I have added a follow-up task for this and will pick this up and check how we can reduce such false positives.
Thanks
Thanks, @srkgupta! What's weird is that we've been logging all along without these warnings showing up in code reviews, and now that we're using logrus, CodeQL's automated checks seem to "discover" these logs. That makes me think all our existing logging in other applications is probably just getting ignored. Would we consider disabling these checks for now until they can catch all types of logs consistently? Otherwise, CodeQL may become very noisy in all subsequent PRs for Playbooks after this PR is merged.
@lieut-data these alerts are triggered because of the new related changes done in the PR and the alerts are only triggered once. Once these alerts are analyzed and dismissed, they will not be re-triggered again in the subsequent PRs unless there are additional similar code changes. This is applicable for other repos too. We had already analysed all the previous alerts and have taken appropriate actions.
Once these alerts are analyzed and dismissed, they will not be re-triggered again in the subsequent PRs unless there are additional similar code changes.
Thanks, @srkgupta! So, just to confirm, will new log messages trigger alerts in new PRs?
will new log messages trigger alerts in new PRs?
As long as they are some how directly logging a user controlled input as is, yes they will trigger new alert.
Thanks, @srkgupta!
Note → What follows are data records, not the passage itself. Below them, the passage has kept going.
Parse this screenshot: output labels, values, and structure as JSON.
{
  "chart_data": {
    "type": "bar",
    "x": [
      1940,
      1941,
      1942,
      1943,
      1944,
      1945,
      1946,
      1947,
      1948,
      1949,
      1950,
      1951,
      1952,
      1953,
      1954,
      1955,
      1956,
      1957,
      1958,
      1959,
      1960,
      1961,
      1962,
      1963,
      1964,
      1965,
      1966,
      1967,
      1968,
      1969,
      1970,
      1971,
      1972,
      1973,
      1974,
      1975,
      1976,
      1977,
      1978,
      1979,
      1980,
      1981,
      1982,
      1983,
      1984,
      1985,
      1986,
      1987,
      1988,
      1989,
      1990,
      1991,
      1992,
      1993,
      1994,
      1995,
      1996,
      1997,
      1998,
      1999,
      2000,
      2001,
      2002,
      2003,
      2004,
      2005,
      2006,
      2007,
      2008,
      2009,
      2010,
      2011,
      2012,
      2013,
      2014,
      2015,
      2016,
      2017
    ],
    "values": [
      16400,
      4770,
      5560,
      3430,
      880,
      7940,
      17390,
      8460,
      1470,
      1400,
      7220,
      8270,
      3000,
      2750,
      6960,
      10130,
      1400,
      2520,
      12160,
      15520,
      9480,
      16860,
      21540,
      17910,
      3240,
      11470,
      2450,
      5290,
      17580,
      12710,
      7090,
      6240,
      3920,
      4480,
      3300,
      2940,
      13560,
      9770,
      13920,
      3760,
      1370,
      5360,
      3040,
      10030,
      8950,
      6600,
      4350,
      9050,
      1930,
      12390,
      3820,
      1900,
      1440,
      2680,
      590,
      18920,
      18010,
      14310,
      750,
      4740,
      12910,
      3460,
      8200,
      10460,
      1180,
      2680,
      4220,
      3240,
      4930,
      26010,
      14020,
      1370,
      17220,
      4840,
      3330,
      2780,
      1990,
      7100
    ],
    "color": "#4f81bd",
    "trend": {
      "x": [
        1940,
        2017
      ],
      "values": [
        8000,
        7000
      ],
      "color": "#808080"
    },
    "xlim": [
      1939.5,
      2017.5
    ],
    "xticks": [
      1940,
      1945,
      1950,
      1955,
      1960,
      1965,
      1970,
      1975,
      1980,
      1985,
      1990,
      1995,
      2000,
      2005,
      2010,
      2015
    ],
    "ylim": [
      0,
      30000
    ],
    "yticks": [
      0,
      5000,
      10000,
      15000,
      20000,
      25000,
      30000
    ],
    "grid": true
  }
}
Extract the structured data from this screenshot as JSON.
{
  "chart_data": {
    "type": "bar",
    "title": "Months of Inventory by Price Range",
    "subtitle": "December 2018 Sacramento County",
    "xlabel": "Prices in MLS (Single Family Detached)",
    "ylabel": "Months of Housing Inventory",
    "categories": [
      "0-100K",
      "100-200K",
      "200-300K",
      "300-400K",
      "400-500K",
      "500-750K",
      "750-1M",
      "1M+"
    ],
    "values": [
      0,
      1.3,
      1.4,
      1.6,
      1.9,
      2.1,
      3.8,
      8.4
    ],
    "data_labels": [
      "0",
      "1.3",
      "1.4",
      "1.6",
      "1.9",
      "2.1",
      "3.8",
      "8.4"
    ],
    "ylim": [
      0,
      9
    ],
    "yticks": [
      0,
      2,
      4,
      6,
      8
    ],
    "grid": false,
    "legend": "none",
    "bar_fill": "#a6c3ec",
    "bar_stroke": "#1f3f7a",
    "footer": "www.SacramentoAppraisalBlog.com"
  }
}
To explore this further, I created https://github.com/mattermost/mattermost-plugin-playbooks/pull/1465 using the existing logging infrastructure and referencing a user-controlled input that triggered a warning in the same way as this PR: https://github.com/mattermost/mattermost-plugin-playbooks/pull/1271/files#diff-6e3ba3ce59f140effc0a4e689feb56b2d7eb2f14529117cc7e20474962095028R296, but CodeQL did not generate a warning there.
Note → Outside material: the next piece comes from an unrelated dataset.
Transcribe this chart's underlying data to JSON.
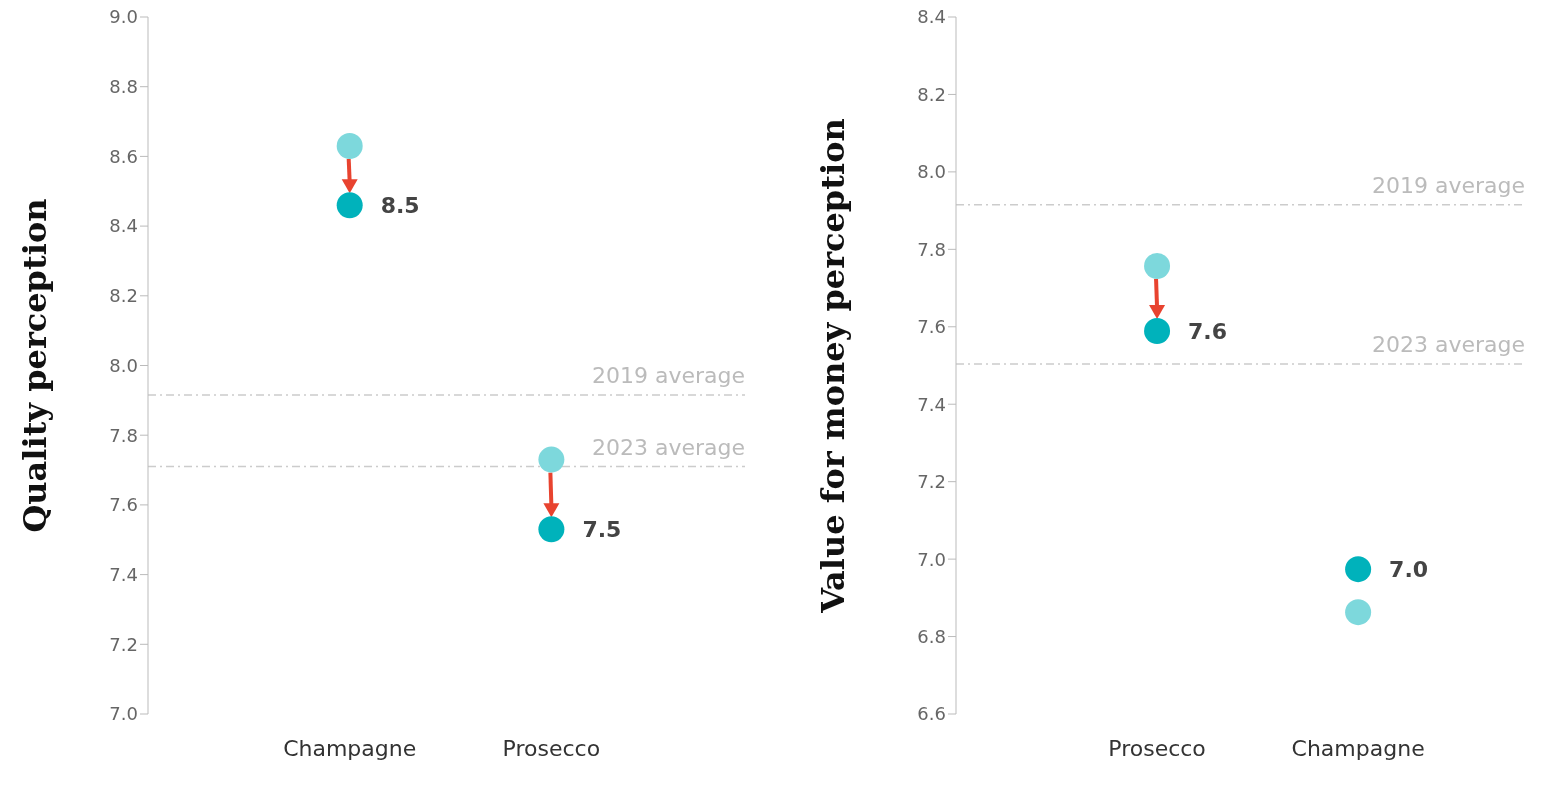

@gbochora, I'd love to get this merged after we cut v7.3 final. Would you be able to take a look at the approach here? It's already been partially reviewed, but we just want that extra confidence to avoid churn later on :)
Thanks, @srkgupta! To explore this further, I created #1465 using the existing logging infrastructure and referencing a user-controlled input that triggered a warning in the same way as this PR: https://github.com/mattermost/mattermost-plugin-playbooks/pull/1271/files#diff-6e3ba3ce59f140effc0a4e689feb56b2d7eb2f14529117cc7e20474962095028R296, but CodeQL did not generate a warning there.
Got it. Thanks for the explanation @lieut-data. I might have to dig deep dive into the CodeQL tool to understand when & how such alerts are triggered. I will take this up along with the task and investigate this in detail. Meanwhile this PR can be merged as there are no open CodeQL alerts. Thanks.
@gbochora, I'd love to get this merged after we cut v7.3 final. Would you be able to take a look at the approach here? It's already been partially reviewed, but we just want that extra confidence to avoid churn later on :)
Sure, I'm in the process of review and will finish today.